O povo é que paga
1 - É notícia recentíssima. A CGD (Caixa Geral de Depósitos) fechou o ano de 2025 com lucros de 1904 milhões de euros, enquanto no mesmo período o conjunto dos maiores bancos que operam em Portugal (CGD, Santander Totta, BPI e Banco Comercial Português) somou um lucro de cerca de 4,4 mil milhões de euros.
Depois dos anos de chumbo que se seguiram à crise financeira internacional de 2008 e se prolongaram até à ressaca da queda do BES (Banco Espírito Santo), durante os quais o Estado português – ou seja, o contribuinte – teve de amparar as maleitas da banca nacional, nos últimos anos este setor passou a exibir saúde, lucros recorrentes. Muito melhor assim, mas não absolutamente, todavia.
Conservador por natureza, sustenta-se comummente, e com pouca literacia financeira, o aforrador típico português coloca as suas poupanças em “depósitos a prazo” nos bancos. E a banca nacional agradece.
Analisando os juros passivos (sobre depósitos a prazo) pagos pela generalidade da banca em Portugal no final de 2025, constata-se que apresentavam um diferencial negativo de cerca de 0,5 pontos face à média da remuneração oferecida para este mesmo produto no conjunto dos bancos da zona euro. Em Portugal, a remuneração média paga pela banca sobre os depósitos a prazo em dezembro de 2025 era de 1,36 %, enquanto na zona euro essa remuneração era de 1,85 %.

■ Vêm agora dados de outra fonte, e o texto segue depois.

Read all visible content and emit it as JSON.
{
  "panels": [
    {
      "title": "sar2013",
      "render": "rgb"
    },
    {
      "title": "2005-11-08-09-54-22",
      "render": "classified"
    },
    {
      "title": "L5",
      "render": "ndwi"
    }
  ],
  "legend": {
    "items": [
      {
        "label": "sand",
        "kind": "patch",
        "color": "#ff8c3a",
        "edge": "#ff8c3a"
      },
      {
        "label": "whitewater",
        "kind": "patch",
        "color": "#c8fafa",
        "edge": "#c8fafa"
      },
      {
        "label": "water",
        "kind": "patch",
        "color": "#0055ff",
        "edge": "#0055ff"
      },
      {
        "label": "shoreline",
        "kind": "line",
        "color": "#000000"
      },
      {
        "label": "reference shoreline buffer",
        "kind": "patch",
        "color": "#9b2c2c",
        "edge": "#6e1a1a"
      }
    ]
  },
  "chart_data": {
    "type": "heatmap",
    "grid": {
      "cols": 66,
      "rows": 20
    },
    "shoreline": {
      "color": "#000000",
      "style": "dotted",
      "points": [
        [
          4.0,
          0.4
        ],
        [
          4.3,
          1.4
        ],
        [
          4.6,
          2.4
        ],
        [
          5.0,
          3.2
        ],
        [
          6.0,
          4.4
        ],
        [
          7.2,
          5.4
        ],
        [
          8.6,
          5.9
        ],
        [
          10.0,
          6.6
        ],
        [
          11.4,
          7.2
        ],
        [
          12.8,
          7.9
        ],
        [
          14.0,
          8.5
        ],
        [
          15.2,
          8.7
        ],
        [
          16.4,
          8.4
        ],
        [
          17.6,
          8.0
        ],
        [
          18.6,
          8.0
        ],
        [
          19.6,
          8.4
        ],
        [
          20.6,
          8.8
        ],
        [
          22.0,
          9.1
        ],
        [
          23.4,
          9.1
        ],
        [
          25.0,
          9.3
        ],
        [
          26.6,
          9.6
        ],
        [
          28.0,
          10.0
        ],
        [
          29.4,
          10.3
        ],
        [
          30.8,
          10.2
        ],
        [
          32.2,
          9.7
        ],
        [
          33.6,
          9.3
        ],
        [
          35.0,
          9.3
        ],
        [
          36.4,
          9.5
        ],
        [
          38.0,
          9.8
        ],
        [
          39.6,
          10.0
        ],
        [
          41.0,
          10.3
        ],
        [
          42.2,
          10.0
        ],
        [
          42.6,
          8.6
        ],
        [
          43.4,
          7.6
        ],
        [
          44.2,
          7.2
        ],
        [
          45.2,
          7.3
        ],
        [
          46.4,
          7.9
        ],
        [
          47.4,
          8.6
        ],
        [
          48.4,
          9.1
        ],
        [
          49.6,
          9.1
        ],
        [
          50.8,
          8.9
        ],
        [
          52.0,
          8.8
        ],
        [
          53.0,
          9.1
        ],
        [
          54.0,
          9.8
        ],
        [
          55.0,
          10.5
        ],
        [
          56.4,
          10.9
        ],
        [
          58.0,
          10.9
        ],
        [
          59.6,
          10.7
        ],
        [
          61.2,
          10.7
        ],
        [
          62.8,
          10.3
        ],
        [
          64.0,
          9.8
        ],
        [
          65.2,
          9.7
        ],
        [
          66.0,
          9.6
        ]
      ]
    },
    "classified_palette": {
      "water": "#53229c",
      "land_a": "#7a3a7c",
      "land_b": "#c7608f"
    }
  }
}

Os contribuintes e todos os consumidores (também contribuintes, através do IVA e de outros impostos) em Portugal poderão sentir-se agora mais satisfeitos porque já não têm de alocar verbas do Orçamento do Estado para amparar a banca, como deve suceder num quadro de funcionamento normal da economia, mas não podem exorbitar de contentamento. Afinal, a banca já não pede ajuda ao Estado, mas espreme o aforrador tradicional, por regra com poupanças modestas, nos seus depósitos a prazo. Esta realidade reflete, objetivamente, a escassa concorrência na oferta de serviços bancários em Portugal. Pode bem dizer-se, como corolário do observado nos últimos anos, que os portugueses, de uma forma ou de outra, continuam a subsidiar generosamente a banca nacional. Assim, quase fazendo jus à velha frase popular que sustenta que, nas crises graves como nos prejuízos, “o povo é que paga”.
2- Fica cada vez mais patente que o fim do multilateralismo, a rédea solta exibida pelas grandes potências militares internacionais, está a tornar o nosso mundo mais inseguro. Insinua-se como muito provável que os EUA venham, de algum modo, a ter de usar a força para bloquear as aspirações nucleares do Irão. As negociações entre estes dois países ainda prosseguem quando escrevo esta crónica, mas o expressivo dispositivo militar americano deslocado para um “cerco” ao Irão parece indiciar que o confronto se materializará.
Dos cinco membros permanentes do Conselho de Segurança da ONU, um órgão vocacionado para caucionar ou impor a paz no mundo, três deles (Rússia, EUA e China), ainda que num quadro diverso, ostentam um crescente desdém pela velha ordem geopolítica. A Rússia mantém uma guerra de agressão contra a Ucrânia há quatro longos e tenebrosos anos (muitos milhares de mortos ucranianos, mas também russos). Os EUA manifestam um crescente desdém pela NATO, mantêm latente a vontade de anexar território de um Estado aliado (a Gronelândia, sob tutela da Dinamarca) e, entretanto, colonizaram temporariamente(?) a Venezuela. A China, por seu lado, no seu vagaroso e persistente modo oriental, não dá descanso a Taiwan, cuja anexação futura dá por inevitável.
Perante um quadro darwiniano na cena política internacional, em que prevalece a lei do mais forte, a generalidade dos países tenderá a armar-se mais, e a tentação de vários para acederem à bomba nuclear, alegadamente como escudo protetor, crescerá.
Lamentavelmente, o nosso mundo está mais perigoso e parece que persistirá nessa senda nos anos próximos. E a história diz-nos também: nas guerras, é sobretudo o povo que paga, é quem mais sofre.